In the words of the immortal Kanye West "People in your life are seasons." And I'm not specifically just saying that to quote Kanye. It is a wise phrase from a once wise dude. We can all say we will never change, but we all do. In the end we change as quickly as the weather or as slowly as the color of the leaf, or at some other speed of some other thing. But we all do eventually.
And this isn't a bad thing. At least not always. Change is growth. Change is realization. Change is inevitable. And things that are inevitable tend to be scary.
Think about it. Death. Taxes. Heartache. And spiders (assuming you have arachnophobia). But the effect of the inevitable on you is dependent upon your interpretation. Death is the end of life. Taxes are a burden on the pocketbook. Heartache is the rejection of someone special. Spiders bite people.
But viewed from another angle things can transform. Death can be the beginning of new life, or the end of old suffering. Your tax money could be saving the life of someone that relies on the assistance it pays for. Heartache can be both the release of something painful and the opportunity to find something better. And spiders eat other shitty household pests.
I say that all to say this. Change is much the same way. It's effect is grounded in your interpretation of it. Health changes. Finances change. Jobs change. Living situations change.
This change with people is the one I struggle with the most. In my life I've very much been someone who looks to the past. I have fond memories of many people in many locations doing many things. But eventually those people I remember stop being the people I remember. So what do you do when that happens? Do you live in the past hoping that someday everything is going to go back to the way it was? Or do you close that chapter and move on?
Unfortunately, I've been delusional enough to fall for the former quite often. Some people's chapters in my life are short, some are long, some are just right, and some are boring, drawn out, and well past their prime. The ones I hopelessly hang on to are the ones that hurt.
I still have chapters open on people that I am sure have long forgotten who I am. People that are now just as stranger to me as those I pass in the supermarket. But their old image keeps my pen pressed to the paper ready to pick right back up where I left off. And that's a pretty shitty place to be.
I would view that closing of that chapter as the loss of something beautiful. The abandonment of everything that relationship meant. The removal of someone who helped mold me.

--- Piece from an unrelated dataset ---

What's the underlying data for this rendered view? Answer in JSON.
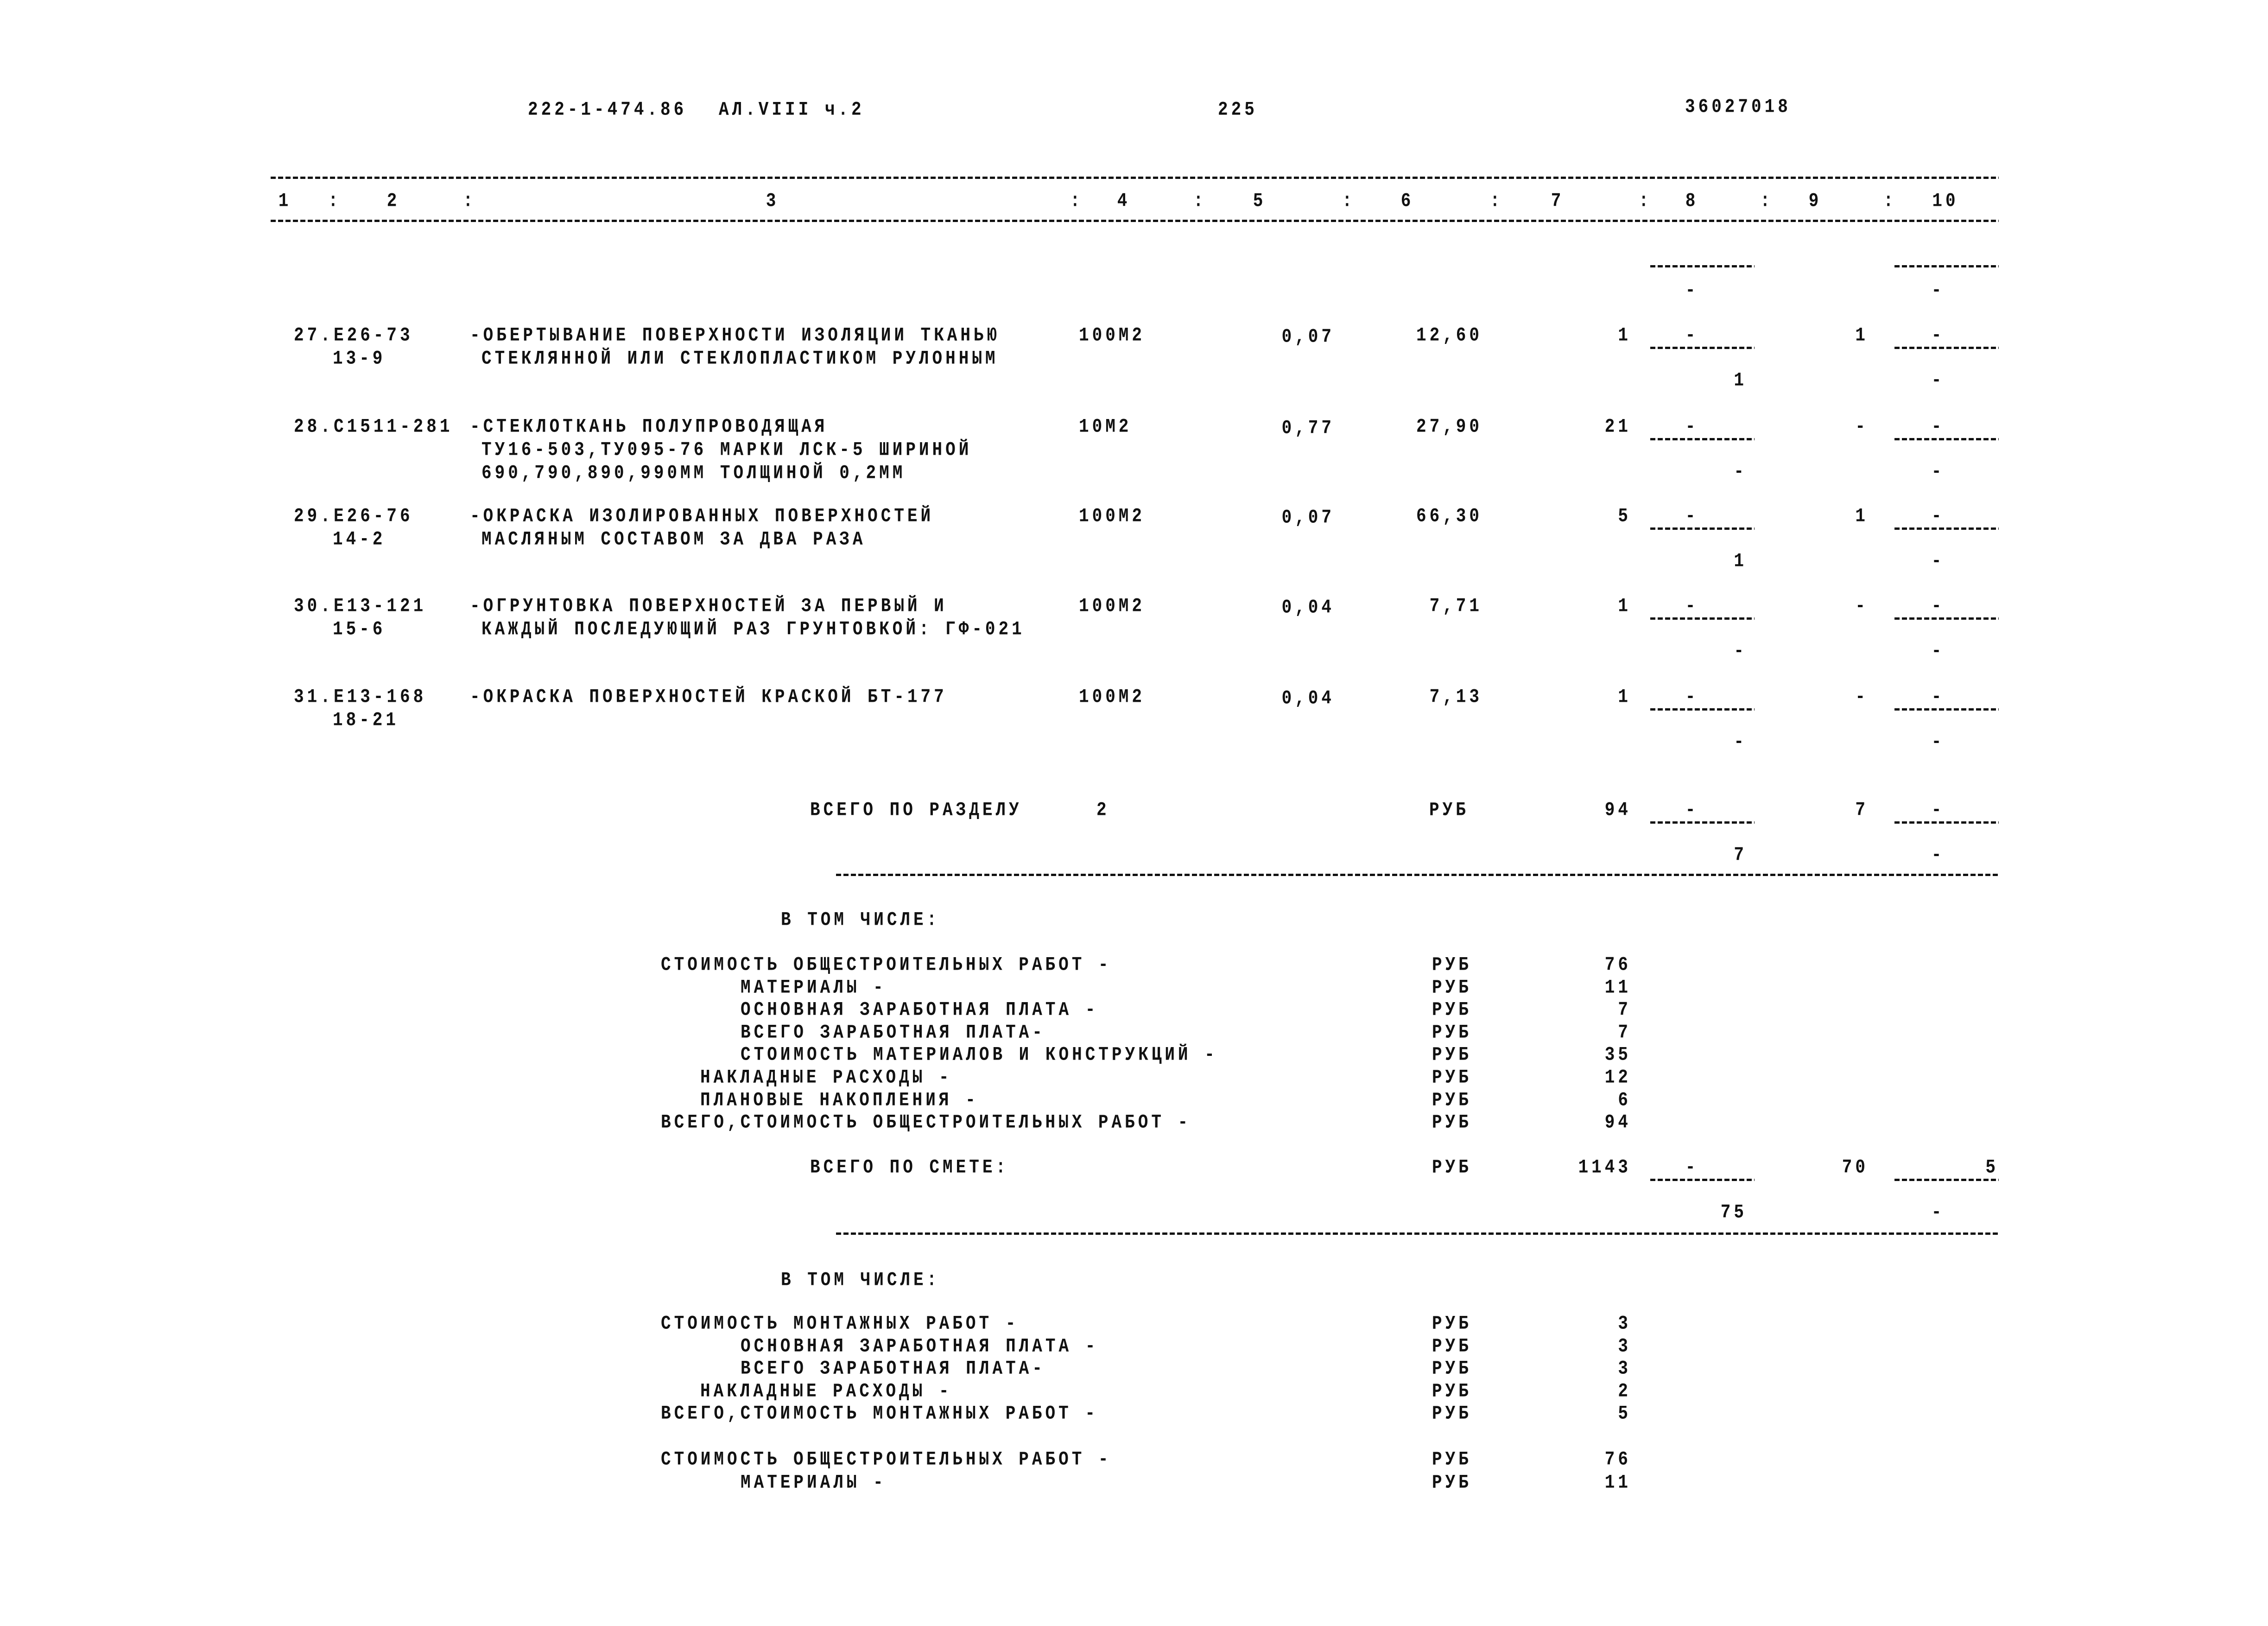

Or I could view that as the removal of a burden. You could stop writing that long shitty drawn out chapter of your life and begin a new one. One with adventure, friendship, and any other cliche you want to involve. But its hard to focus on the future when you are stuck in the past. People outgrow people. It happens. But that doesn't mean you aren't allowed to outgrow them too.
It's all a matter of interpretation. That said, I still struggle to close chapter and to write new ones. It's hard to stay positive in a world of gray. And in a world of Facebook memories its hard to let things go. But I guess that's my problem.
"And I heard em say, nothings ever promised tomorrow to day, but we'll find a way."